Die Essenz sind die Werte

In Form und Inhalt hat sich die Demokratie stetig ausdifferenziert: Wie der Wille des Volkes ermittelt wird, kann weltweit ganz unterschiedlich aussehen. Die häufigste Form ist die repräsentative Demokratie – das Volk wählt, wer die Macht übertragen bekommt und die Regierung bilden soll. Das kann ein parlamentarisches Regierungssystem sein, wie in Deutschland mit seinen Parteien und dem mächtigen Bundestag, oder ein präsidentielles System wie in den USA, wo ein*e gewählte*r Präsident*in die meiste Macht innehat. Daneben existieren diverse Mischformen.

Die Form allein macht ein Land aber noch lange nicht zu einem demokratischen Staat. Wählt das Volk auf diesem Wege einen Autokraten oder eine Autokratin, welche*r danach wesentliche Rechte des Volkes beschneidet, dann ist das Ergebnis keine Demokratie, sondern stattdessen eine Wahldiktatur. Denn die Essenz einer Demokratie sind ihre Werte, ihre Prinzipien.

Fundamental dafür sind freie und gerechte Wahlen. Weiterhin essenziell ist die Gewaltenteilung, denn die Trennung von Legislative, Exekutive und Judikative soll Machtmissbrauch verhindern. Ein funktionierender Rechtsstaat gehört ebenfalls dazu – Gesetze, an die sich alle halten müssen, auch die Politik. Unabdingbar sind zudem freie Medien, die so genannte „Vierte Gewalt“. Einen hohen Stellenwert nehmen die Menschenrechte ein – und die Achtung derselben.

Aber auch hier gibt es kein allgemeingültiges Standardrezept. Wenn, wie in Belgien und in der Schweiz, Medien staatlich unterstützt werden – sind sie dann unabhängig? Wenn ein Land foltern lässt, verletzt es Menschenrechte – sind die USA mit ihren Guantanamo-Gefängnissen also wirklich demokratisch? Oder nehmen wir das Prinzip, dass es eine Verfassung gibt, wie das Grundgesetz in Deutschland, und damit einen verbindlichen Rahmen für Staat und Bürger*innen. Da lässt sich konstatieren, dass Großbritannien zwar keine kodifizierte Verfassung wie fast alle anderen Demokratien hat, aber dennoch laut Demokratieindex zum Kreis der Demokratien zählt – wie übrigens auch die USA, wie Belgien, wie die Schweiz.
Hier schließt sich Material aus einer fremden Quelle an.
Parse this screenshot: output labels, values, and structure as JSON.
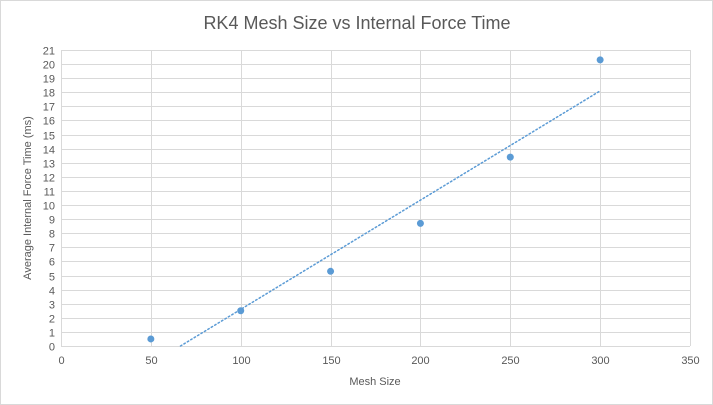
{
  "chart_data": {
    "type": "scatter",
    "title": "RK4 Mesh Size vs Internal Force Time",
    "xlabel": "Mesh Size",
    "ylabel": "Average Internal Force Time (ms)",
    "xlim": [
      0,
      350
    ],
    "ylim": [
      0,
      21
    ],
    "x_ticks": [
      "0",
      "50",
      "100",
      "150",
      "200",
      "250",
      "300",
      "350"
    ],
    "y_ticks": [
      "0",
      "1",
      "2",
      "3",
      "4",
      "5",
      "6",
      "7",
      "8",
      "9",
      "10",
      "11",
      "12",
      "13",
      "14",
      "15",
      "16",
      "17",
      "18",
      "19",
      "20",
      "21"
    ],
    "grid": true,
    "legend": "none",
    "series": [
      {
        "points": [
          {
            "x": 50,
            "y": 0.5
          },
          {
            "x": 100,
            "y": 2.5
          },
          {
            "x": 150,
            "y": 5.3
          },
          {
            "x": 200,
            "y": 8.7
          },
          {
            "x": 250,
            "y": 13.4
          },
          {
            "x": 300,
            "y": 20.3
          }
        ],
        "color": "#5b9bd5"
      }
    ],
    "trendline": {
      "type": "linear",
      "style": "dotted",
      "color": "#5b9bd5",
      "x_range": [
        66.5,
        300
      ],
      "y_range": [
        0,
        18.1
      ]
    },
    "colors": {
      "grid": "#d9d9d9",
      "text": "#595959"
    }
  }
}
Das demokratischste Land der Welt

Wahlen allein machen noch keine Demokratie: Die USA gelten seit der Trump-Ära im Demokratie-Index als „unvollständige Demokratie“. Wahlen allein machen noch keine Demokratie: Die USA gelten seit der Trump-Ära im Demokratie-Index als „unvollständige Demokratie“. | Foto (Detail): © Samantha Sophia/Unsplash Einen solchen Index, der eine Orientierung zur Einordnung politischer Systeme gibt, hat das britische Magazin The Economist 2006 erstmals entworfen. Es ist nicht der einzige Index dieser Art, aber er ist weit verbreitet und wird jedes Jahr veröffentlicht. Anhand von 60 Fragen werden 167 Länder auf zahlreiche demokratische Prinzipien hin geprüft: Gibt es freie und gerechte Wahlen? Gibt es freie Medien? Gibt es ein unabhängiges Rechtssystem? Je nach Anzahl der gesammelten Punkte erfolgt die Unterteilung in eine vollständige Demokratie, eine unvollständige, eine Hybridform und harte Autokratien.
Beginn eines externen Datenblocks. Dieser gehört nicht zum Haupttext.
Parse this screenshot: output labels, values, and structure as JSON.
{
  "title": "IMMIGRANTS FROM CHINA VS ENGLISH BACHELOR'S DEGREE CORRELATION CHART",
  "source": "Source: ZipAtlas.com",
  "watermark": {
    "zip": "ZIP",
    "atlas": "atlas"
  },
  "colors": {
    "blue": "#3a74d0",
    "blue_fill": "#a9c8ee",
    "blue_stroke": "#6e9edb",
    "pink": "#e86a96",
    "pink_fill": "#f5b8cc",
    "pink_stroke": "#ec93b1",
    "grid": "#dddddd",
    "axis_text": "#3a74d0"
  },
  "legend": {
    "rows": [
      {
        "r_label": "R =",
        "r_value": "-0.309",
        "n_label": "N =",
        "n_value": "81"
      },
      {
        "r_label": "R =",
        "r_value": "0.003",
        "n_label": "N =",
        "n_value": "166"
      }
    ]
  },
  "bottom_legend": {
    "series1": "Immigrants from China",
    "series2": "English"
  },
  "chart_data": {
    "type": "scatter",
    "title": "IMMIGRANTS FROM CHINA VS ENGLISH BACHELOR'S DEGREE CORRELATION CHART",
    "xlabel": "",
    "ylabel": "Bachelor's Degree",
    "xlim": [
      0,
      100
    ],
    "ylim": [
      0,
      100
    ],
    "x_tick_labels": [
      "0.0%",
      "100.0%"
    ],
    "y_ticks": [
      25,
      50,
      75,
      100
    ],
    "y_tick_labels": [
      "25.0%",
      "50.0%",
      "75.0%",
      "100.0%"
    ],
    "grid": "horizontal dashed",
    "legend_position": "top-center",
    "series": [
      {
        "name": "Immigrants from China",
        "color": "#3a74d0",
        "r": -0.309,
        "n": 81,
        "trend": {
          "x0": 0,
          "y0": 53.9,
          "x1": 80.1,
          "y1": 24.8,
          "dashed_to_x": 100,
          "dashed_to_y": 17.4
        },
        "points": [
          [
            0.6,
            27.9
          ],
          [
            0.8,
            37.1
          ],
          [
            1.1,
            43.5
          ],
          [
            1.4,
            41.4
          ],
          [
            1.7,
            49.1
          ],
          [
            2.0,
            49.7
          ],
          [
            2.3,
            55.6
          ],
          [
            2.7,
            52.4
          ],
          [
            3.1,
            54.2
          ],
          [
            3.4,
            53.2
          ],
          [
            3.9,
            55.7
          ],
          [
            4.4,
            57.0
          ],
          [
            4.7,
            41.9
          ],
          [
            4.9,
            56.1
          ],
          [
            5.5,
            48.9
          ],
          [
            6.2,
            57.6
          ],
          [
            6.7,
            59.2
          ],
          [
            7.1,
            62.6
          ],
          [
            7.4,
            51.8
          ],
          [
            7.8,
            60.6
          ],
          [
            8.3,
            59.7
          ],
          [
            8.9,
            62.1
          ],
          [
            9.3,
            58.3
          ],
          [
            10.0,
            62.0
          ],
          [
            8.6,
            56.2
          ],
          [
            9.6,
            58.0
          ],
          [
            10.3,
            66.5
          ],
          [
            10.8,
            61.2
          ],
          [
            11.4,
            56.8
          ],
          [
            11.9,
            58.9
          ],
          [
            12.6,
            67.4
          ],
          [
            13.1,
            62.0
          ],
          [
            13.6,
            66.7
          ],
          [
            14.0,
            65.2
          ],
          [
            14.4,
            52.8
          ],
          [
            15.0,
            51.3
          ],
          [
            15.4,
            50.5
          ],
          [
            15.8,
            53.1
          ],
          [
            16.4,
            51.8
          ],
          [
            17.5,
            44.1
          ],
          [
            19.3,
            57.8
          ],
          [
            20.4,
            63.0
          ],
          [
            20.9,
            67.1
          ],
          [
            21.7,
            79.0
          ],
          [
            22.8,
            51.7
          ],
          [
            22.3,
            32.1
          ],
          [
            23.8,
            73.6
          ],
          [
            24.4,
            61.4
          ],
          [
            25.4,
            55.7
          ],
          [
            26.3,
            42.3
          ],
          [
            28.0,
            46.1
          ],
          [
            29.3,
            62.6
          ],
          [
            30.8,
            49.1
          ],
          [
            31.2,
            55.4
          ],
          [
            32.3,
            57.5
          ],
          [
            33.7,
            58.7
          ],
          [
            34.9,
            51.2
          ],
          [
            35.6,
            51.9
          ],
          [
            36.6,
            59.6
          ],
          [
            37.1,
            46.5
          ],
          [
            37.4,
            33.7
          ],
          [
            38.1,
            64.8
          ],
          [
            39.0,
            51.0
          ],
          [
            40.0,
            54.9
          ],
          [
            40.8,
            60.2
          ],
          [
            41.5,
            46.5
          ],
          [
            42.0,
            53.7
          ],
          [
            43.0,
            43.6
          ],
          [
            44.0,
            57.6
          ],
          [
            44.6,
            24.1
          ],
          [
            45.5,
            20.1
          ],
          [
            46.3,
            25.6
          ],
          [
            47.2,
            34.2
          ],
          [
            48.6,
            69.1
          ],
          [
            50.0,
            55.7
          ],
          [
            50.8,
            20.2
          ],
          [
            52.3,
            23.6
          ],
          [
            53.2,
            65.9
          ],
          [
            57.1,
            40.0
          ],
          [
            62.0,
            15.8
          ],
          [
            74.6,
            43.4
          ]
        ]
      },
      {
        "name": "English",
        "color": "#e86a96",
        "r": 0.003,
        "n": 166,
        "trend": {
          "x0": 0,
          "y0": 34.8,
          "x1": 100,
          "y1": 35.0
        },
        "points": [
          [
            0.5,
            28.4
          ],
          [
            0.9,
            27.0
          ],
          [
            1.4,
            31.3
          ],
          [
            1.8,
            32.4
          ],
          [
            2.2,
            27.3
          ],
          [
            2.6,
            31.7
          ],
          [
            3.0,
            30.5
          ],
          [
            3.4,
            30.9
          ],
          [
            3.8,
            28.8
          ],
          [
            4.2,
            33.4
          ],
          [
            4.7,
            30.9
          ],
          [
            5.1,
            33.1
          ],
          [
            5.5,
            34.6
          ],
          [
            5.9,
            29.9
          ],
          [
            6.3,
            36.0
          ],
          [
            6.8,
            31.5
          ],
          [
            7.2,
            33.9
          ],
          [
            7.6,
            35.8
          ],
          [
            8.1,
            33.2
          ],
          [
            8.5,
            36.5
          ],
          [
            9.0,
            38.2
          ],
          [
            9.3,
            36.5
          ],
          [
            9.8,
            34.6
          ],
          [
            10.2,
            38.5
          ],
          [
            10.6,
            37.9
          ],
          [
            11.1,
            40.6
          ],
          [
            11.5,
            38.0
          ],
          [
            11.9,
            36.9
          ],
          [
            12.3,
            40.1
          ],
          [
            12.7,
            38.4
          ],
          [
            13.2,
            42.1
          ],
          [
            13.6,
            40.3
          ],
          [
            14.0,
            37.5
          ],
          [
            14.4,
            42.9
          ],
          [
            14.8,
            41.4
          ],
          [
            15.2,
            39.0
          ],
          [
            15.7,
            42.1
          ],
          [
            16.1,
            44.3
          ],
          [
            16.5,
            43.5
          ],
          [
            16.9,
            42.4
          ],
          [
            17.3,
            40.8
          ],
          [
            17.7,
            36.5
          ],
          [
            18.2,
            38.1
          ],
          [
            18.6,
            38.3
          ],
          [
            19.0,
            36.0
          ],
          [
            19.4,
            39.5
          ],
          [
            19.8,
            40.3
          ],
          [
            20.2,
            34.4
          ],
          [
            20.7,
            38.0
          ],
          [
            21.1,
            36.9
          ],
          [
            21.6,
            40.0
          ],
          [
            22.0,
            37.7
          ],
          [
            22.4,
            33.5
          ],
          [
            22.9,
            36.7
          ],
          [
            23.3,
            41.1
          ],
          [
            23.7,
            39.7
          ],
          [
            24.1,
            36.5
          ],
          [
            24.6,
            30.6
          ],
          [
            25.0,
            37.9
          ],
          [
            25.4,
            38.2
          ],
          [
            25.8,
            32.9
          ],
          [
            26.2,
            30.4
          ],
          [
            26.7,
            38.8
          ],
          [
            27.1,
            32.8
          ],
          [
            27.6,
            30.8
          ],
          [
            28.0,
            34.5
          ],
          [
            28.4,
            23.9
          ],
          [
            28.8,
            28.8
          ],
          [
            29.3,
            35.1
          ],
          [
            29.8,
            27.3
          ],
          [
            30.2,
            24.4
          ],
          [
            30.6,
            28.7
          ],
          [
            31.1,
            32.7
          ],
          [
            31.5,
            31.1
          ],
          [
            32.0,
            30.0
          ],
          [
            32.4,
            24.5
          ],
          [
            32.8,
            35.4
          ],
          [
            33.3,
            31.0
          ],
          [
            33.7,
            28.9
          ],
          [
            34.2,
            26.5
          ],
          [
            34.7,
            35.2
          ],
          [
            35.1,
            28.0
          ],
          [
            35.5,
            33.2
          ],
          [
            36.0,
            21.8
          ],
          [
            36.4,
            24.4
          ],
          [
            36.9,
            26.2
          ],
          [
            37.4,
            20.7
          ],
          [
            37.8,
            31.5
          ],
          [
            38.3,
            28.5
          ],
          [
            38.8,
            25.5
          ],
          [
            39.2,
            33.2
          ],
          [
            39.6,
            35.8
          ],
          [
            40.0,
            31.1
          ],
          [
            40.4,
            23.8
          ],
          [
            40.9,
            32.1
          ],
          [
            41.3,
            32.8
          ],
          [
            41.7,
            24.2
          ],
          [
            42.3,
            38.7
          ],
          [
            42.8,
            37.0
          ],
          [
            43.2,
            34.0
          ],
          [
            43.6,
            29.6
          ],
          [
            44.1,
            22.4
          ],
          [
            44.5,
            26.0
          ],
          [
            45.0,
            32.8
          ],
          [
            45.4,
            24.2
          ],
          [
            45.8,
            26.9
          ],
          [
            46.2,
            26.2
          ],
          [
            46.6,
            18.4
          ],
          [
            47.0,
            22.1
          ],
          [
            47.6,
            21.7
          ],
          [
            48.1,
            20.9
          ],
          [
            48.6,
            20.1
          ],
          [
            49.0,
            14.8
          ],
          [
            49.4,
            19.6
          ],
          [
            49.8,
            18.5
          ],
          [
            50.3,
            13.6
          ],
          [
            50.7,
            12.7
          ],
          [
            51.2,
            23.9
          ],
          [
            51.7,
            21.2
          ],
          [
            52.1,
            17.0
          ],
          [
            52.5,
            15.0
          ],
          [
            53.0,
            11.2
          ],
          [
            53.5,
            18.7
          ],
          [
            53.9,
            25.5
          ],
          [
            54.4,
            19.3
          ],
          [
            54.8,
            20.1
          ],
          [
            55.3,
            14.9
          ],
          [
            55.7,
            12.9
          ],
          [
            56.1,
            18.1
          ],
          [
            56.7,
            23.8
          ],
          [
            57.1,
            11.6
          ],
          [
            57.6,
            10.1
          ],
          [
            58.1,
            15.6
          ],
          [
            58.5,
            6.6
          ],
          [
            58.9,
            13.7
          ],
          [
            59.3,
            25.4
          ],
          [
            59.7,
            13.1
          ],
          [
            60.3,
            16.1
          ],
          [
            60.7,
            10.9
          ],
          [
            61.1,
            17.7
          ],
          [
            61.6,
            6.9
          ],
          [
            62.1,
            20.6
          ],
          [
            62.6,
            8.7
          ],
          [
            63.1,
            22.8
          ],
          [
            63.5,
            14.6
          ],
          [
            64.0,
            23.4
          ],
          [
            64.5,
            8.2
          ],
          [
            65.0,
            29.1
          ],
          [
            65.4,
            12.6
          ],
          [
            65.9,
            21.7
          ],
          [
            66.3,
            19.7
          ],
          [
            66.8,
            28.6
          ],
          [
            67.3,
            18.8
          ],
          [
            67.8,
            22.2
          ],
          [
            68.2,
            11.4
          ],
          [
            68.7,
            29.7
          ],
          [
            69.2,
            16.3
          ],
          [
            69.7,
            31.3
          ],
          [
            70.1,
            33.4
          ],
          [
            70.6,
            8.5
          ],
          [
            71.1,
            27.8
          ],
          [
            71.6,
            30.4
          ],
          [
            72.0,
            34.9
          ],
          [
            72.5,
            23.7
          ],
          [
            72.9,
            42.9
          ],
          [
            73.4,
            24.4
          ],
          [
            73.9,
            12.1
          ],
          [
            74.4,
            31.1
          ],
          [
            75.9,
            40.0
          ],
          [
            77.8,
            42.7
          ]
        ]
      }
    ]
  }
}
Ganz vorne bei diesem – und anderen Indizes – steht Norwegen. Es gilt damit als das demokratischste Land der Welt. Norwegen hat aber auch einen König, und ist demnach eine parlamentarische Monarchie. Im Ranking für 2021 folgen auf Norwegen Neuseeland und Island. Deutschland steht auf Platz 14, den letzten Platz nimmt Afghanistan ein.
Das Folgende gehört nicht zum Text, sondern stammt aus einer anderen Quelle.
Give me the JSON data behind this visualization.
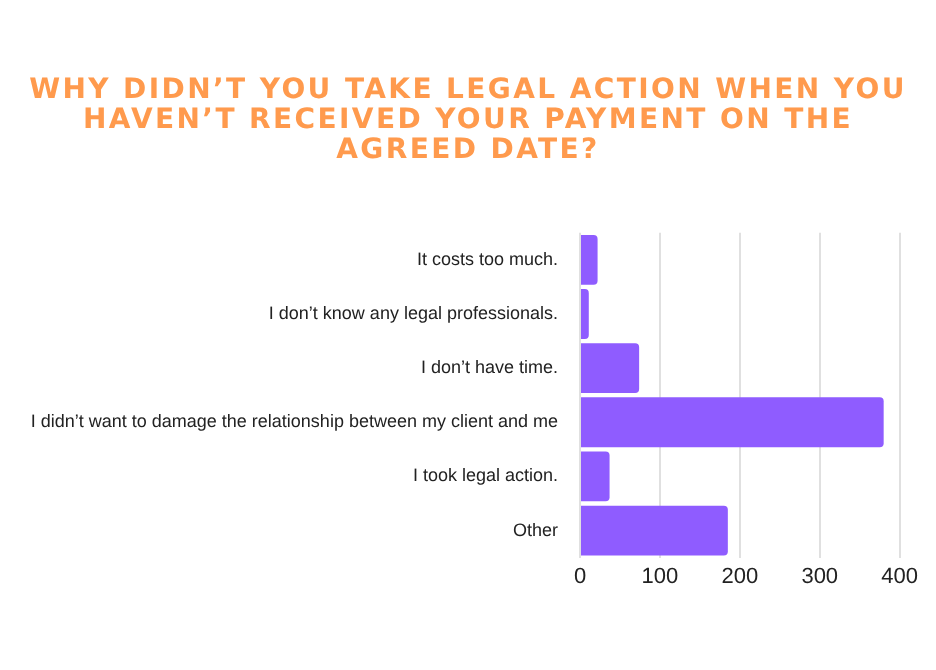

Dieser Index beobachtet auch, welches Land sich bezüglich der demokratischen Werte verbessert oder verschlechtert hat. Der Befund ist ernüchternd: Zwar lebt fast die Hälfte der Weltbevölkerung in einer Demokratie (45,3 Prozent) – aber nur acht Prozent in einer als vollständig definierten Demokratie. Fast 40 Prozent der Menschen auf der Erde leben in einer Autokratie. Die Entwicklung stagniere, beklagt die Economist Intelligence Unit, die den Index erstellt.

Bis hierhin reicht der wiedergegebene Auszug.